Using cheap tea bags can have negative consequences for your health, according to a recent study report. The study of cheap disposable tea bags, which included products of famous brands, showed their glut of fluorides.
Which leads to an excess of the daily consumption of these compounds leading to a high risk of dental and bone diseases.
Experts have already called on manufacturers and the trading network to give correct information on packages of tea (usually, the presence of fluorides is indicated as a positive factor in the nutritional value of teas).
Professors Paul Lynch and Ardhan Mehra, with the participation of graduate student Laura Chen (all from the University of Derby), compared fluoride levels in 38 kinds of teabags. Using ion selective electrode analysis, which allows trace elements to be detected in liquids, they investigated fluoride levels.
To do this, scientists brewed tea bags for 2 minutes, and then calculated the amount of fluoride ingested from four cups of tea per day.
An adult is not recommended to consume more than 3.57 mg. fluorine per day.
However, in the study it was found that the level of fluoride in four cups of tea exceeds the daily rate by 75 -120%. On average, four cheap tea bags contained 6 mg. fluorine.
As noted by scientists, the amount of fluoride in cheap and expensive tea bags have significant differences. The pattern was preserved, both for green and black tea.
At the same time, there was less fluoride in green tea than in black tea.
On average, the difference between cheap and expensive tea bags was 3.3 mg. fluorine per liter (4 brewed package).
The less tea was subjected to industrial processing, the less fluorine it had. Such varieties as oolong (oolong) and puer (pu’er), in which tea is subjected to minimal industrial processing, the amount of fluorine is only 0.7 mg. on 1 liter.
Permanent excess of the recommended consumption of fluoride threatens a bunch of health problems.
Do not forget that, in addition to tea, significant concentrations of fluoride are contained in seafood, some sources of drinking water, toothpaste, etc. The smallest of the evils that are threatened with an excess of this trace element is dental fluorosis – the appearance of white and brown spots on the enamel of the teeth.
This is also the first sign of excessive fluoride intake.
More dangerous consequences – skeletal fluorosis – a disease that causes muscle weakness, gastrointestinal disorders, pain in bones and joints.
Skeleton fluorosis usually occurs when consumed from 10 mg. fluoride in knocks for over 10 years, or 2.5 -5 mg. for 40 years.
Increased fluoride intake is also associated with the risk of osteoporosis, an increased risk of kidney stones (a characteristic disease for people living in areas with drinking water fluoride).

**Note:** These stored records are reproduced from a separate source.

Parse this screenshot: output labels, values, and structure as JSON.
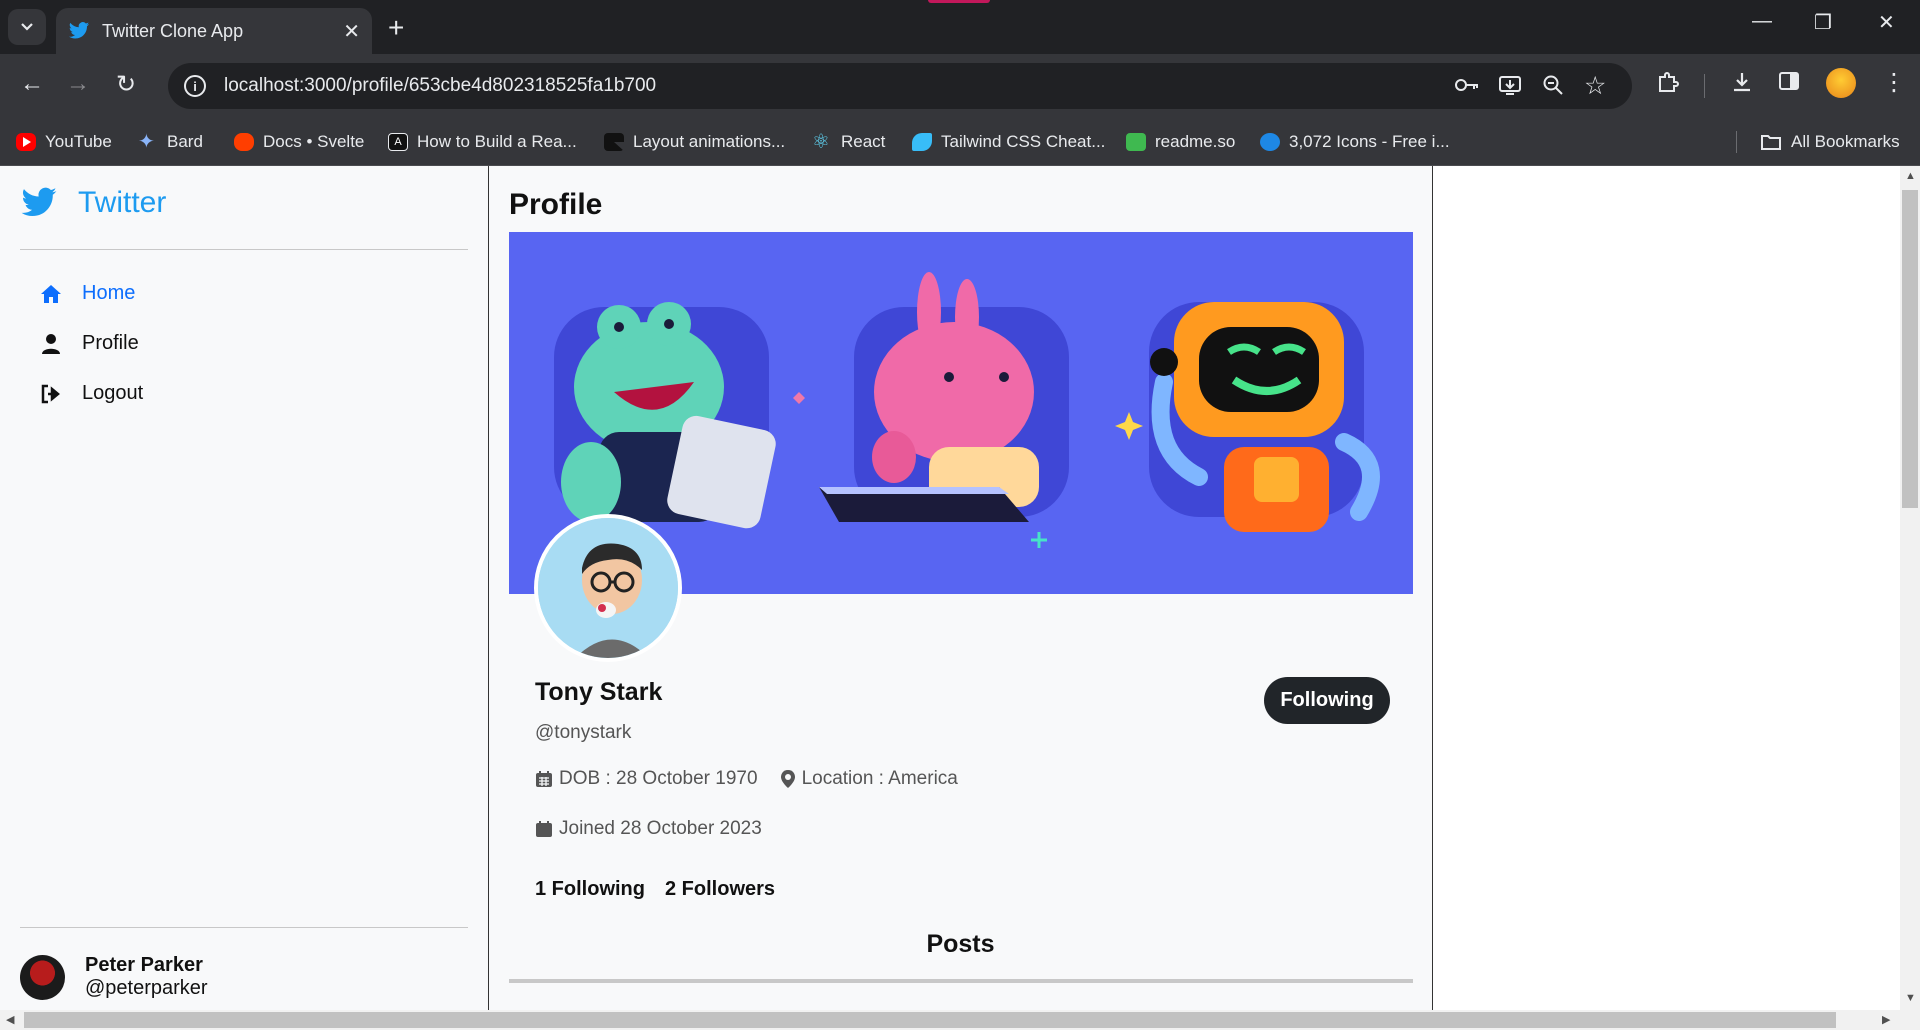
{
  "browser": {
    "tab_title": "Twitter Clone App",
    "url": "localhost:3000/profile/653cbe4d802318525fa1b700",
    "bookmarks": [
      {
        "label": "YouTube",
        "icon": "youtube-icon",
        "color": "#ff0000"
      },
      {
        "label": "Bard",
        "icon": "bard-sparkle-icon",
        "color": "#8ab4f8"
      },
      {
        "label": "Docs • Svelte",
        "icon": "svelte-icon",
        "color": "#ff3e00"
      },
      {
        "label": "How to Build a Rea...",
        "icon": "astro-icon",
        "color": "#ffffff"
      },
      {
        "label": "Layout animations...",
        "icon": "framer-icon",
        "color": "#111111"
      },
      {
        "label": "React",
        "icon": "react-icon",
        "color": "#61dafb"
      },
      {
        "label": "Tailwind CSS Cheat...",
        "icon": "tailwind-leaf-icon",
        "color": "#38bdf8"
      },
      {
        "label": "readme.so",
        "icon": "readme-icon",
        "color": "#3fb950"
      },
      {
        "label": "3,072 Icons - Free i...",
        "icon": "icons-search-icon",
        "color": "#1e88e5"
      }
    ],
    "all_bookmarks_label": "All Bookmarks"
  },
  "sidebar": {
    "brand": "Twitter",
    "menu": [
      {
        "label": "Home",
        "icon": "home-icon"
      },
      {
        "label": "Profile",
        "icon": "user-icon"
      },
      {
        "label": "Logout",
        "icon": "logout-icon"
      }
    ],
    "current_user": {
      "name": "Peter Parker",
      "handle": "@peterparker"
    }
  },
  "main": {
    "title": "Profile",
    "profile": {
      "name": "Tony Stark",
      "handle": "@tonystark",
      "dob": "DOB : 28 October 1970",
      "location": "Location : America",
      "joined": "Joined 28 October 2023",
      "following": "1 Following",
      "followers": "2 Followers",
      "follow_button": "Following"
    },
    "posts_heading": "Posts"
  },
  "colors": {
    "banner": "#5865f2",
    "brand_blue": "#1d9bf0",
    "active_link": "#0d6efd",
    "button_dark": "#212529"
  }
}
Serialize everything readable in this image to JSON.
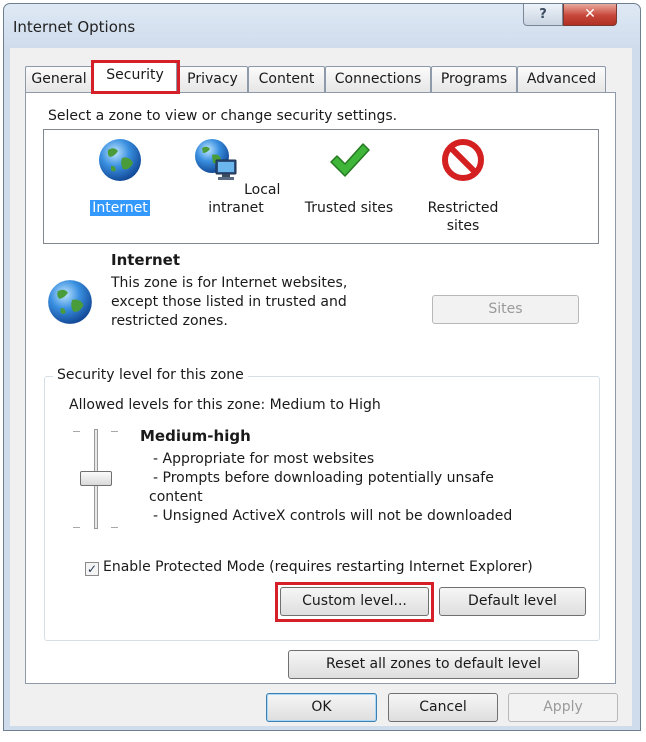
{
  "window": {
    "title": "Internet Options",
    "help_glyph": "?",
    "close_glyph": "✕"
  },
  "tabs": [
    {
      "label": "General",
      "active": false
    },
    {
      "label": "Security",
      "active": true
    },
    {
      "label": "Privacy",
      "active": false
    },
    {
      "label": "Content",
      "active": false
    },
    {
      "label": "Connections",
      "active": false
    },
    {
      "label": "Programs",
      "active": false
    },
    {
      "label": "Advanced",
      "active": false
    }
  ],
  "security": {
    "zone_prompt": "Select a zone to view or change security settings.",
    "zones": [
      {
        "label": "Internet",
        "icon": "globe-icon",
        "selected": true
      },
      {
        "label": "Local intranet",
        "icon": "intranet-icon",
        "selected": false
      },
      {
        "label": "Trusted sites",
        "icon": "checkmark-icon",
        "selected": false
      },
      {
        "label": "Restricted sites",
        "icon": "prohibited-icon",
        "selected": false
      }
    ],
    "selected_zone": {
      "title": "Internet",
      "description": "This zone is for Internet websites, except those listed in trusted and restricted zones.",
      "icon": "globe-icon"
    },
    "sites_button": "Sites",
    "level_group": {
      "legend": "Security level for this zone",
      "allowed": "Allowed levels for this zone: Medium to High",
      "level_name": "Medium-high",
      "bullets": [
        "- Appropriate for most websites",
        "- Prompts before downloading potentially unsafe",
        "content",
        "- Unsigned ActiveX controls will not be downloaded"
      ],
      "protected_mode_label": "Enable Protected Mode (requires restarting Internet Explorer)",
      "protected_mode_checked": true,
      "custom_level_button": "Custom level...",
      "default_level_button": "Default level"
    },
    "reset_all_button": "Reset all zones to default level"
  },
  "footer": {
    "ok": "OK",
    "cancel": "Cancel",
    "apply": "Apply"
  },
  "colors": {
    "highlight_box": "#d5202a",
    "selection": "#3399ff",
    "close_button": "#c7463a"
  }
}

Fluorine affects the development of bone cancer in young people. A 1992 study showed that the risk of osteosarcoma is 6.57 times higher in people who drink fluoride water.
"The mature leaves of the tea plant have the ability to accumulate fluoride," says Laura Chen. “For expensive teas, buds and young leaves are used, while the cheaper tea is, the more mature the leaves are.”
“Although fluoride is one of the most important microelements for health, it is involved in bone growth and prevention of caries, but its excess threatens to have disastrous consequences. People who consume cheap tea in bags, in addition to other sources of fluorine, receive lethal doses of microelement threatening health in the long term. "
The results of the study were published in the Journal of International Food Research (Food Research International).